Tailor your approach to each employee
Everyone’s experiences are unique. So your response to employees can’t be general. In fact, as you’re talking to employees, it can be helpful to take note of specific areas and experiences needing attention for each one, and then implement or recommend the specific actions needed to improve those areas. Again, listen for how well basic psychological needs for mastery (efficacy and growth), autonomy (personal value), and relatedness (respectful relationships) are being supported or thwarted. These are the main channels to engagement. You can’t do everything. Taking an individualized approach focusing first on core needs allows you to prioritize the most meaningful changes and start there. Consistency and continued input from employees is more important than large, sweeping changes.
Measure true progress
Your focus on measurement should be on the parts of the employee experience that matter for your employees. How are your initiatives and actions impacting their own basic needs — mastery, autonomy, and relatedness — and is it impacting their engagement at work? You also need to tie it back to the macro picture of the organization. Are there common struggles among employees? Where are you excelling?
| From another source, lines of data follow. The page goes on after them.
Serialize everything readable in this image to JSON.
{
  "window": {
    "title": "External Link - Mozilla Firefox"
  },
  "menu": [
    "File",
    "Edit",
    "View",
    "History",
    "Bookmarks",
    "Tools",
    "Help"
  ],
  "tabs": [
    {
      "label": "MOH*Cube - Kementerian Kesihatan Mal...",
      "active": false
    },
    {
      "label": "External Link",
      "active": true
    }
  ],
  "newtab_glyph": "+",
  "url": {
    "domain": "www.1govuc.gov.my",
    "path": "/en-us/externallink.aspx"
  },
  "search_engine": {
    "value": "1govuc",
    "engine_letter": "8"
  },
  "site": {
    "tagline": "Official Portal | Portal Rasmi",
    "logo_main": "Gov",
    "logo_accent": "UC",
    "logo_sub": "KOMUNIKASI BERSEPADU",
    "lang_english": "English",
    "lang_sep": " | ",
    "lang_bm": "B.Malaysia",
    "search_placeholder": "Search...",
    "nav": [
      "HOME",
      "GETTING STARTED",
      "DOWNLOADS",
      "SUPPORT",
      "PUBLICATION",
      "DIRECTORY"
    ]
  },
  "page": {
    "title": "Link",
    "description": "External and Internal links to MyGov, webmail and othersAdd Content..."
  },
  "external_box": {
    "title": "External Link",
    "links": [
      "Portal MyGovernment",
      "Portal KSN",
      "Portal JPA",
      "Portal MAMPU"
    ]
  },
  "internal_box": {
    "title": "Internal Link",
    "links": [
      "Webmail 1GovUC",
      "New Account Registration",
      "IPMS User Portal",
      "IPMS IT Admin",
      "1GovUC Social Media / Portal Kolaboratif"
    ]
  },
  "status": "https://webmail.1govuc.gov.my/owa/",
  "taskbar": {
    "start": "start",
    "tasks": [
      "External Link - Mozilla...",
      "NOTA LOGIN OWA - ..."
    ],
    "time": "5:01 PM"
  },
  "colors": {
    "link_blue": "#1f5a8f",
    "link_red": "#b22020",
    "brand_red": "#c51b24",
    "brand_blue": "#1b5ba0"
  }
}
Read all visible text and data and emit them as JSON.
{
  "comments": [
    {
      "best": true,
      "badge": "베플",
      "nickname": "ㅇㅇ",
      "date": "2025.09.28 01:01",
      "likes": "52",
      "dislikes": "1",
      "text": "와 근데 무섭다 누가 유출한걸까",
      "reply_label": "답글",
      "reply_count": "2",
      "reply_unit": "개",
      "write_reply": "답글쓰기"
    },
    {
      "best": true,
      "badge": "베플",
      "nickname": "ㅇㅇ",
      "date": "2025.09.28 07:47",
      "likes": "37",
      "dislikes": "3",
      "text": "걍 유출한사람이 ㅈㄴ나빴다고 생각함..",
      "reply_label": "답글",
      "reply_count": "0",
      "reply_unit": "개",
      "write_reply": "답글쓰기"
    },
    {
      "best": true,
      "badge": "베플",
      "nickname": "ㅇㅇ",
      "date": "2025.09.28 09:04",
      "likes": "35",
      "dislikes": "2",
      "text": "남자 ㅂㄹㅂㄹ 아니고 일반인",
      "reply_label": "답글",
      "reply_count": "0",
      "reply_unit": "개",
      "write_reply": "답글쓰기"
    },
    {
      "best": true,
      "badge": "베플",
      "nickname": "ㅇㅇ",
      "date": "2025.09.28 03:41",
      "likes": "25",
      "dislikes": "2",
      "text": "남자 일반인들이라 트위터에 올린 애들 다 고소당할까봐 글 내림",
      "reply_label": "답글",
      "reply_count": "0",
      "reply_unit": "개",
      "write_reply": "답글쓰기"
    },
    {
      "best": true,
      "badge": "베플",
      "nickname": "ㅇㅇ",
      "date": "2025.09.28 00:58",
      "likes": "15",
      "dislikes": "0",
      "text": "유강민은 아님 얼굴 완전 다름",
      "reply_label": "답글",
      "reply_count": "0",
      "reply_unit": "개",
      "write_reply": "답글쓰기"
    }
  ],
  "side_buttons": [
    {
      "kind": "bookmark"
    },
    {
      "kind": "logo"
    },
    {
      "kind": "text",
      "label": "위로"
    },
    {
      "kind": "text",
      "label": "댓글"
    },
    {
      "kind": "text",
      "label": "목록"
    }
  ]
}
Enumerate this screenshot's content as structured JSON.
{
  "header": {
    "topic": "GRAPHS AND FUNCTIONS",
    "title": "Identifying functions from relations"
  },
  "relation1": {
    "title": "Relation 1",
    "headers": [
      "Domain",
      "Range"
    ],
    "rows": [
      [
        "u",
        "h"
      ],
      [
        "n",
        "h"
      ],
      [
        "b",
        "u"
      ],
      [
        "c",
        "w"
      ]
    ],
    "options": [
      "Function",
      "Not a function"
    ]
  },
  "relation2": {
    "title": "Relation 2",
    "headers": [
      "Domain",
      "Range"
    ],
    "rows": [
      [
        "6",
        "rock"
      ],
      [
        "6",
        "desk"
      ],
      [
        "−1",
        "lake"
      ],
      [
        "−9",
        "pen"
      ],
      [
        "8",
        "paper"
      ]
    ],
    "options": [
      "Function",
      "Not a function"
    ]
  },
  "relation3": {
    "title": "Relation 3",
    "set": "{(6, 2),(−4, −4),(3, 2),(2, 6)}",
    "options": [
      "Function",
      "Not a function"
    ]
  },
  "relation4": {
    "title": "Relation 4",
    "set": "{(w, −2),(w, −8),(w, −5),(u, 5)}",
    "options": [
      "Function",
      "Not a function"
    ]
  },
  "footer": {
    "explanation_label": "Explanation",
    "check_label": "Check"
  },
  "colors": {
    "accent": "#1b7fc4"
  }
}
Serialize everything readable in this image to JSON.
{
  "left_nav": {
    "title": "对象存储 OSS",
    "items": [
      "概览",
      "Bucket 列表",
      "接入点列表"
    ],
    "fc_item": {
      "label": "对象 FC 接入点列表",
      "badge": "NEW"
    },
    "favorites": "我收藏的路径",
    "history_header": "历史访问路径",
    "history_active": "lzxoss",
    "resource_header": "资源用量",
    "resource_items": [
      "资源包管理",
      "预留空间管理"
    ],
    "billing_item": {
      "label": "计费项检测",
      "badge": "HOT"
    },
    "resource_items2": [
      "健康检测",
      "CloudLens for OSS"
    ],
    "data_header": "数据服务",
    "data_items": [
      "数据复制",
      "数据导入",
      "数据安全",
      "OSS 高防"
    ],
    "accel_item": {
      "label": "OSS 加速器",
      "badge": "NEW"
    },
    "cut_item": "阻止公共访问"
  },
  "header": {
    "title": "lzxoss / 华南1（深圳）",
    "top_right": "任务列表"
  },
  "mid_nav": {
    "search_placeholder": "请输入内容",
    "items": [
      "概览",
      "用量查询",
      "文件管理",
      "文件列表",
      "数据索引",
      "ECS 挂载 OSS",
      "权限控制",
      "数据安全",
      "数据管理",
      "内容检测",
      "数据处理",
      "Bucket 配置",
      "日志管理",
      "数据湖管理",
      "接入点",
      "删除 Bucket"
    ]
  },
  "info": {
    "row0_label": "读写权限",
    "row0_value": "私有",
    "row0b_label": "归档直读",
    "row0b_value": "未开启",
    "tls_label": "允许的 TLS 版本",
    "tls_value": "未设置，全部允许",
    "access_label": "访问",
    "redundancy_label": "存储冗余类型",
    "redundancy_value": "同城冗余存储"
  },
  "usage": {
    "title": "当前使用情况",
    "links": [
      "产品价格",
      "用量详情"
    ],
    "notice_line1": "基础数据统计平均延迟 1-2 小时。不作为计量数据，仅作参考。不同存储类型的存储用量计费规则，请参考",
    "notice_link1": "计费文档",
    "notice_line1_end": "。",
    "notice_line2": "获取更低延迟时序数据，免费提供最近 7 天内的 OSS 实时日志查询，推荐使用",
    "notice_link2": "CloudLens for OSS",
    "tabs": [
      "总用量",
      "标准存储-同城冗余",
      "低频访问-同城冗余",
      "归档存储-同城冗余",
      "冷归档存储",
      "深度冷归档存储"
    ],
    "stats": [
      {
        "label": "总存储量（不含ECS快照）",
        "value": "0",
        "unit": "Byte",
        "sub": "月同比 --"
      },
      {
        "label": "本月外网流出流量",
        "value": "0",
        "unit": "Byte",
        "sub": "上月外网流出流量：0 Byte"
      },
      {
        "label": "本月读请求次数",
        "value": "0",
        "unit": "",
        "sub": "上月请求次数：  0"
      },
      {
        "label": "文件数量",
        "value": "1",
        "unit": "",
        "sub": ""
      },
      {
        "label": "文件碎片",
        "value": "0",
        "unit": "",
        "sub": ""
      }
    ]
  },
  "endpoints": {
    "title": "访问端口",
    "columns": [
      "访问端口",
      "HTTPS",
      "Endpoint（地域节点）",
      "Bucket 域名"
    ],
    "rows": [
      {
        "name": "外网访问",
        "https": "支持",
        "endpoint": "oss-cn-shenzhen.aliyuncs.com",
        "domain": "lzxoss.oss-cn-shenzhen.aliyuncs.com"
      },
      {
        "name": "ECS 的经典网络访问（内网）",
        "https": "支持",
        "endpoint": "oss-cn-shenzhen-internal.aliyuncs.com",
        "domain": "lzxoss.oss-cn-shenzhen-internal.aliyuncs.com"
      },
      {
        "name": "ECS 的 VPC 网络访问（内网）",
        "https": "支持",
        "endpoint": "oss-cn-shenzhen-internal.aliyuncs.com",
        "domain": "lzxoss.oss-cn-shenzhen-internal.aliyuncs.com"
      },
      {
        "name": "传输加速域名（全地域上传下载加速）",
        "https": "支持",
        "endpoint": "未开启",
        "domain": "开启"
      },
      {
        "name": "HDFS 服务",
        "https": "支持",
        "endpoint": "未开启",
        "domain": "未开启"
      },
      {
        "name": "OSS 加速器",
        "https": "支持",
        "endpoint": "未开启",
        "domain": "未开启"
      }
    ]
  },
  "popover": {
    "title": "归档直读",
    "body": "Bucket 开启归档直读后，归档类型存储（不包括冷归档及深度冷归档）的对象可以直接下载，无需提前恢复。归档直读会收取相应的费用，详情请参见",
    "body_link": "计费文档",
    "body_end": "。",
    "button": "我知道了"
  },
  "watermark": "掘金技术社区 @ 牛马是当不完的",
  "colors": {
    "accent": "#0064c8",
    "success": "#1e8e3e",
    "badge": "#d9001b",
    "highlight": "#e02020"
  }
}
Feeding that information back into your coaching and communication cadence can make sure you’re acting on it in the right way.
Scaling personalized training is key
Once you understand the emphasis on employees’ basic psychological needs and motivational drivers of engagement — and that this approach is backed by decades of research — it all comes together for your organization and your employees.
Training managers and employees about applying motivational theory to their work is an incredibly useful part of your strategy. Unfortunately, it can also be labor intensive, difficult to scale, and expensive. This puts it out of reach of many organizations that want to solve engagement the right way. Fortunately, the quantifiable, scientific nature of the approach means there are solutions emerging that can help organizations scale training to be personalized and affordable.
Employee engagement is a challenge worth solving, but only with programs and trainings that actually get people engaged the right way. Look for trainings that integrate the very best behavioral science approaches. Given the depth of research validating its strong impact on engagement, we recommend Self-Determination Theory as a starting point. It focuses our hunt for engagement where it should be: within each of us.